Note that...for any given perimeter, the area is at a max when L = W.
So let L=W and so that LW = max area
Now, if we decrease W by 1 and increase L by 1, we have
(W - 1) (L +1) = WL + (W-L) -1 = max area + 0 - 1 = max area - 1
And if we decrease W by 2 and increase L by 2, we have
(W - 2)(L+2) = WL + 2(W-L) - 4 = max area + 0 - 4 = max area - 4
And with successive increases/decreases of n = 3, 4, 5.......etc., the max area is decreased by n^2. So, the smallest of these decreases occurs between n = 0 and n = 1. Or, looking at it from another perspective, inceasing the Width from (W -1) to W and decreasing the Length from (L+1) to L ( where W = L), results in x = 1.
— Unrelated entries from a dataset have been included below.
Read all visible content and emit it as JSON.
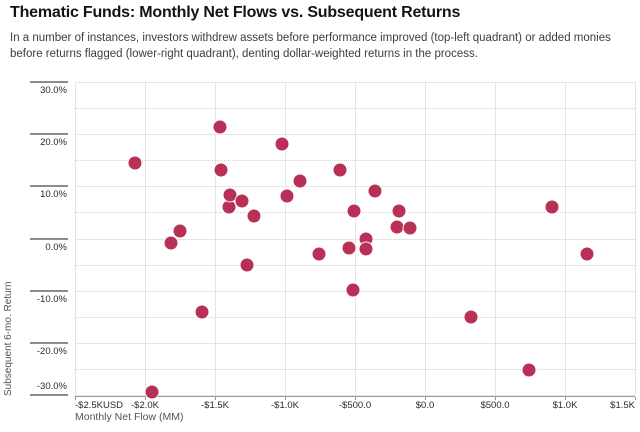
{
  "header": {
    "title": "Thematic Funds: Monthly Net Flows vs. Subsequent Returns",
    "subtitle": "In a number of instances, investors withdrew assets before performance improved (top-left quadrant) or added monies before returns flagged (lower-right quadrant), denting dollar-weighted returns in the process."
  },
  "chart_data": {
    "type": "scatter",
    "title": "Thematic Funds: Monthly Net Flows vs. Subsequent Returns",
    "xlabel": "Monthly Net Flow (MM)",
    "ylabel": "Subsequent 6-mo. Return",
    "xlim": [
      -2500,
      1500
    ],
    "ylim": [
      -30,
      30
    ],
    "grid": "vertical majors every $500; horizontal solid majors every 10%, dotted minors every 5%",
    "legend": "none",
    "point_color": "#b93057",
    "x_ticks": [
      {
        "value": -2500,
        "label": "-$2.5KUSD"
      },
      {
        "value": -2000,
        "label": "-$2.0K"
      },
      {
        "value": -1500,
        "label": "-$1.5K"
      },
      {
        "value": -1000,
        "label": "-$1.0K"
      },
      {
        "value": -500,
        "label": "-$500.0"
      },
      {
        "value": 0,
        "label": "$0.0"
      },
      {
        "value": 500,
        "label": "$500.0"
      },
      {
        "value": 1000,
        "label": "$1.0K"
      },
      {
        "value": 1500,
        "label": "$1.5K"
      }
    ],
    "y_ticks": [
      {
        "value": 30,
        "label": "30.0%"
      },
      {
        "value": 20,
        "label": "20.0%"
      },
      {
        "value": 10,
        "label": "10.0%"
      },
      {
        "value": 0,
        "label": "0.0%"
      },
      {
        "value": -10,
        "label": "-10.0%"
      },
      {
        "value": -20,
        "label": "-20.0%"
      },
      {
        "value": -30,
        "label": "-30.0%"
      }
    ],
    "y_minor_ticks": [
      25,
      15,
      5,
      -5,
      -15,
      -25
    ],
    "points": [
      {
        "x": -2070,
        "y": 14.4
      },
      {
        "x": -1950,
        "y": -29.4
      },
      {
        "x": -1815,
        "y": -0.9
      },
      {
        "x": -1750,
        "y": 1.4
      },
      {
        "x": -1590,
        "y": -14.0
      },
      {
        "x": -1465,
        "y": 21.4
      },
      {
        "x": -1460,
        "y": 13.1
      },
      {
        "x": -1400,
        "y": 6.0
      },
      {
        "x": -1395,
        "y": 8.3
      },
      {
        "x": -1305,
        "y": 7.1
      },
      {
        "x": -1275,
        "y": -5.0
      },
      {
        "x": -1225,
        "y": 4.3
      },
      {
        "x": -1020,
        "y": 18.2
      },
      {
        "x": -985,
        "y": 8.2
      },
      {
        "x": -895,
        "y": 11.1
      },
      {
        "x": -760,
        "y": -3.0
      },
      {
        "x": -610,
        "y": 13.2
      },
      {
        "x": -540,
        "y": -1.8
      },
      {
        "x": -515,
        "y": -9.9
      },
      {
        "x": -510,
        "y": 5.3
      },
      {
        "x": -420,
        "y": -0.1
      },
      {
        "x": -420,
        "y": -2.0
      },
      {
        "x": -355,
        "y": 9.2
      },
      {
        "x": -200,
        "y": 2.2
      },
      {
        "x": -185,
        "y": 5.2
      },
      {
        "x": -105,
        "y": 2.1
      },
      {
        "x": 325,
        "y": -15.0
      },
      {
        "x": 745,
        "y": -25.3
      },
      {
        "x": 905,
        "y": 6.1
      },
      {
        "x": 1160,
        "y": -2.9
      }
    ]
  },
  "colors": {
    "point": "#b93057",
    "grid_major": "#e4e4e4",
    "grid_minor": "#d2d2d2",
    "axis_line": "#9a9a9a",
    "tick_line": "#8c8c8c",
    "title_text": "#141414",
    "subtitle_text": "#3d3d3d",
    "tick_text": "#2a2a2a",
    "axis_title_text": "#555555"
  }
}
Original rectangle L*W = A
New rectangle (L-1)*(W+1) = A + x
L*W + L - W - 1 = A + x
or L - W - 1 = x since L*W = A
If x has to be a positive integer as well then:
When L-W = 2 units, x = 1 square unit
If x doesn't have to be an integer then there it has no smallest value (it can be infinitesimally small).
.
It increases the area by x^2 Alan.
sorry
I was thinking it increases the area by x^2 units squared.
but
you have interpreted it as x units squared.
Your interpretion is probably the intended one.
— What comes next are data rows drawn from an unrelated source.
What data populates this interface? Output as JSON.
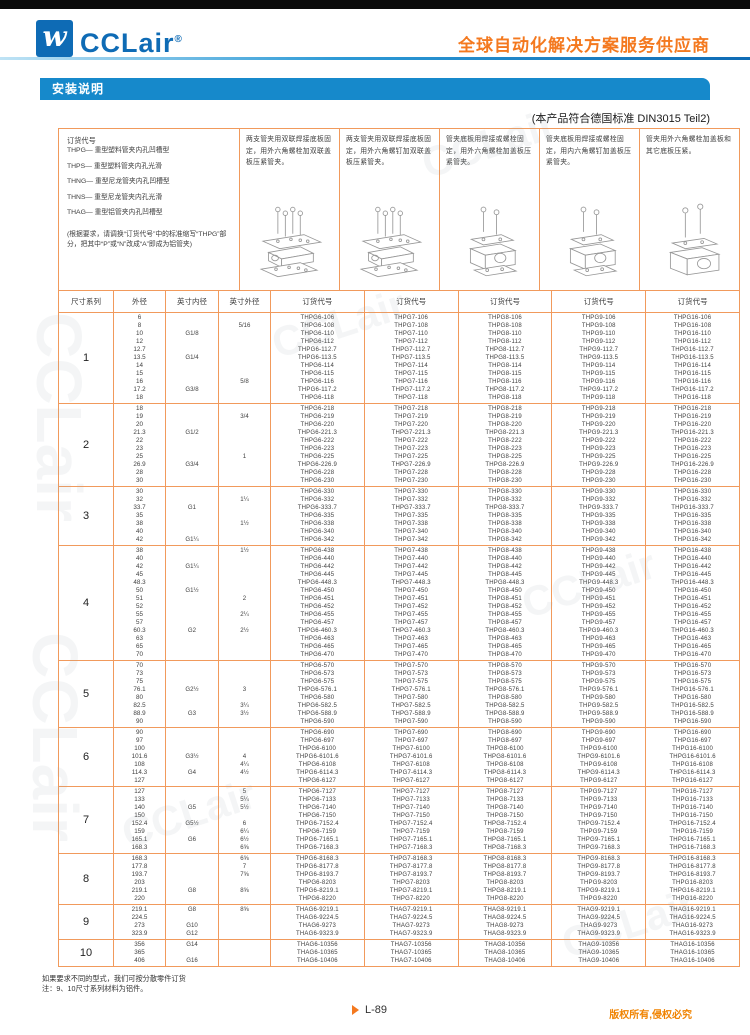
{
  "header": {
    "logo_text": "CCLair",
    "logo_reg": "®",
    "slogan": "全球自动化解决方案服务供应商"
  },
  "section_title": "安装说明",
  "standard_note": "(本产品符合德国标准 DIN3015 Teil2)",
  "info_box": {
    "title": "订货代号",
    "items": [
      "THPG— 重型塑料管夹内孔凹槽型",
      "THPS— 重型塑料管夹内孔光滑",
      "THNG— 重型尼龙管夹内孔凹槽型",
      "THNS— 重型尼龙管夹内孔光滑",
      "THAG— 重型铝管夹内孔凹槽型"
    ],
    "note": "(根据要求，请调换“订货代号”中的标准缩写“THPG”部分，把其中“P”或“N”改成“A”即成为铝管夹)"
  },
  "descriptions": [
    "两支管夹用双联焊接底板固定，用外六角螺栓加双联盖板压紧管夹。",
    "两支管夹用双联焊接底板固定，用外六角螺钉加双联盖板压紧管夹。",
    "管夹底板用焊接或螺栓固定，用外六角螺栓加盖板压紧管夹。",
    "管夹底板用焊接或螺栓固定，用内六角螺钉加盖板压紧管夹。",
    "管夹用外六角螺栓加盖板和其它底板压紧。"
  ],
  "table": {
    "headers": [
      "尺寸系列",
      "外径",
      "英寸内径",
      "英寸外径",
      "订货代号",
      "订货代号",
      "订货代号",
      "订货代号",
      "订货代号"
    ],
    "code_cols": [
      "6",
      "7",
      "8",
      "9",
      "16"
    ],
    "rows": [
      {
        "series": "1",
        "prefix": "THPG",
        "od": [
          "6",
          "8",
          "10",
          "12",
          "12.7",
          "13.5",
          "14",
          "15",
          "16",
          "17.2",
          "18"
        ],
        "inch_id": [
          {
            "v": "G1/8",
            "i": 2
          },
          {
            "v": "G1/4",
            "i": 5
          },
          {
            "v": "G3/8",
            "i": 9
          }
        ],
        "inch_od": [
          {
            "v": "5/16",
            "i": 1
          },
          {
            "v": "5/8",
            "i": 8
          }
        ],
        "suffix": [
          "106",
          "108",
          "110",
          "112",
          "112.7",
          "113.5",
          "114",
          "115",
          "116",
          "117.2",
          "118"
        ]
      },
      {
        "series": "2",
        "prefix": "THPG",
        "od": [
          "18",
          "19",
          "20",
          "21.3",
          "22",
          "23",
          "25",
          "26.9",
          "28",
          "30"
        ],
        "inch_id": [
          {
            "v": "G1/2",
            "i": 3
          },
          {
            "v": "G3/4",
            "i": 7
          }
        ],
        "inch_od": [
          {
            "v": "3/4",
            "i": 1
          },
          {
            "v": "1",
            "i": 6
          }
        ],
        "suffix": [
          "218",
          "219",
          "220",
          "221.3",
          "222",
          "223",
          "225",
          "226.9",
          "228",
          "230"
        ]
      },
      {
        "series": "3",
        "prefix": "THPG",
        "od": [
          "30",
          "32",
          "33.7",
          "35",
          "38",
          "40",
          "42"
        ],
        "inch_id": [
          {
            "v": "G1",
            "i": 2
          },
          {
            "v": "G1¼",
            "i": 6
          }
        ],
        "inch_od": [
          {
            "v": "1¼",
            "i": 1
          },
          {
            "v": "1½",
            "i": 4
          }
        ],
        "suffix": [
          "330",
          "332",
          "333.7",
          "335",
          "338",
          "340",
          "342"
        ]
      },
      {
        "series": "4",
        "prefix": "THPG",
        "od": [
          "38",
          "40",
          "42",
          "45",
          "48.3",
          "50",
          "51",
          "52",
          "55",
          "57",
          "60.3",
          "63",
          "65",
          "70"
        ],
        "inch_id": [
          {
            "v": "G1¼",
            "i": 2
          },
          {
            "v": "G1½",
            "i": 5
          },
          {
            "v": "G2",
            "i": 10
          }
        ],
        "inch_od": [
          {
            "v": "1½",
            "i": 0
          },
          {
            "v": "2",
            "i": 6
          },
          {
            "v": "2¼",
            "i": 8
          },
          {
            "v": "2½",
            "i": 10
          }
        ],
        "suffix": [
          "438",
          "440",
          "442",
          "445",
          "448.3",
          "450",
          "451",
          "452",
          "455",
          "457",
          "460.3",
          "463",
          "465",
          "470"
        ]
      },
      {
        "series": "5",
        "prefix": "THPG",
        "od": [
          "70",
          "73",
          "75",
          "76.1",
          "80",
          "82.5",
          "88.9",
          "90"
        ],
        "inch_id": [
          {
            "v": "G2½",
            "i": 3
          },
          {
            "v": "G3",
            "i": 6
          }
        ],
        "inch_od": [
          {
            "v": "3",
            "i": 3
          },
          {
            "v": "3¼",
            "i": 5
          },
          {
            "v": "3½",
            "i": 6
          }
        ],
        "suffix": [
          "570",
          "573",
          "575",
          "576.1",
          "580",
          "582.5",
          "588.9",
          "590"
        ]
      },
      {
        "series": "6",
        "prefix": "THPG",
        "od": [
          "90",
          "97",
          "100",
          "101.6",
          "108",
          "114.3",
          "127"
        ],
        "inch_id": [
          {
            "v": "G3½",
            "i": 3
          },
          {
            "v": "G4",
            "i": 5
          }
        ],
        "inch_od": [
          {
            "v": "4",
            "i": 3
          },
          {
            "v": "4¼",
            "i": 4
          },
          {
            "v": "4½",
            "i": 5
          }
        ],
        "suffix": [
          "690",
          "697",
          "6100",
          "6101.6",
          "6108",
          "6114.3",
          "6127"
        ]
      },
      {
        "series": "7",
        "prefix": "THPG",
        "od": [
          "127",
          "133",
          "140",
          "150",
          "152.4",
          "159",
          "165.1",
          "168.3"
        ],
        "inch_id": [
          {
            "v": "G5",
            "i": 2
          },
          {
            "v": "G5½",
            "i": 4
          },
          {
            "v": "G6",
            "i": 6
          }
        ],
        "inch_od": [
          {
            "v": "5",
            "i": 0
          },
          {
            "v": "5¼",
            "i": 1
          },
          {
            "v": "5½",
            "i": 2
          },
          {
            "v": "6",
            "i": 4
          },
          {
            "v": "6¼",
            "i": 5
          },
          {
            "v": "6½",
            "i": 6
          },
          {
            "v": "6⅝",
            "i": 7
          }
        ],
        "suffix": [
          "7127",
          "7133",
          "7140",
          "7150",
          "7152.4",
          "7159",
          "7165.1",
          "7168.3"
        ]
      },
      {
        "series": "8",
        "prefix": "THPG",
        "od": [
          "168.3",
          "177.8",
          "193.7",
          "203",
          "219.1",
          "220"
        ],
        "inch_id": [
          {
            "v": "G8",
            "i": 4
          }
        ],
        "inch_od": [
          {
            "v": "6⅝",
            "i": 0
          },
          {
            "v": "7",
            "i": 1
          },
          {
            "v": "7⅝",
            "i": 2
          },
          {
            "v": "8⅝",
            "i": 4
          }
        ],
        "suffix": [
          "8168.3",
          "8177.8",
          "8193.7",
          "8203",
          "8219.1",
          "8220"
        ]
      },
      {
        "series": "9",
        "prefix": "THAG",
        "od": [
          "219.1",
          "224.5",
          "273",
          "323.9"
        ],
        "inch_id": [
          {
            "v": "G8",
            "i": 0
          },
          {
            "v": "G10",
            "i": 2
          },
          {
            "v": "G12",
            "i": 3
          }
        ],
        "inch_od": [
          {
            "v": "8⅝",
            "i": 0
          }
        ],
        "suffix": [
          "9219.1",
          "9224.5",
          "9273",
          "9323.9"
        ]
      },
      {
        "series": "10",
        "prefix": "THAG",
        "od": [
          "356",
          "365",
          "406"
        ],
        "inch_id": [
          {
            "v": "G14",
            "i": 0
          },
          {
            "v": "G16",
            "i": 2
          }
        ],
        "inch_od": [],
        "suffix": [
          "10356",
          "10365",
          "10406"
        ]
      }
    ]
  },
  "notes": [
    "如果要求不同的型式，我们可按分散零件订货",
    "注：9、10尺寸系列材料为铝件。"
  ],
  "footer": {
    "page": "L-89",
    "copyright": "版权所有,侵权必究"
  },
  "watermark": "CCLair",
  "colors": {
    "accent_orange": "#f4791f",
    "table_border": "#f19a5c",
    "section_blue": "#1689cb",
    "logo_blue": "#0e6bb5"
  }
}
Note that...for any given perimeter, the area is at a max when L = W.
So let L=W and so that LW = max area
Now, if we decrease W by 1 and increase L by 1, we have
(W - 1) (L +1) = WL + (W-L) -1 = max area + 0 - 1 = max area - 1
And if we decrease W by 2 and increase L by 2, we have
(W - 2)(L+2) = WL + 2(W-L) - 4 = max area + 0 - 4 = max area - 4
And with successive increases/decreases of n = 3, 4, 5.......etc., the max area is decreased by n^2. So, the smallest of these decreases occurs between n = 0 and n = 1. Or, looking at it from another perspective, inceasing the Width from (W -1) to W and decreasing the Length from (L+1) to L ( where W = L), results in x = 1.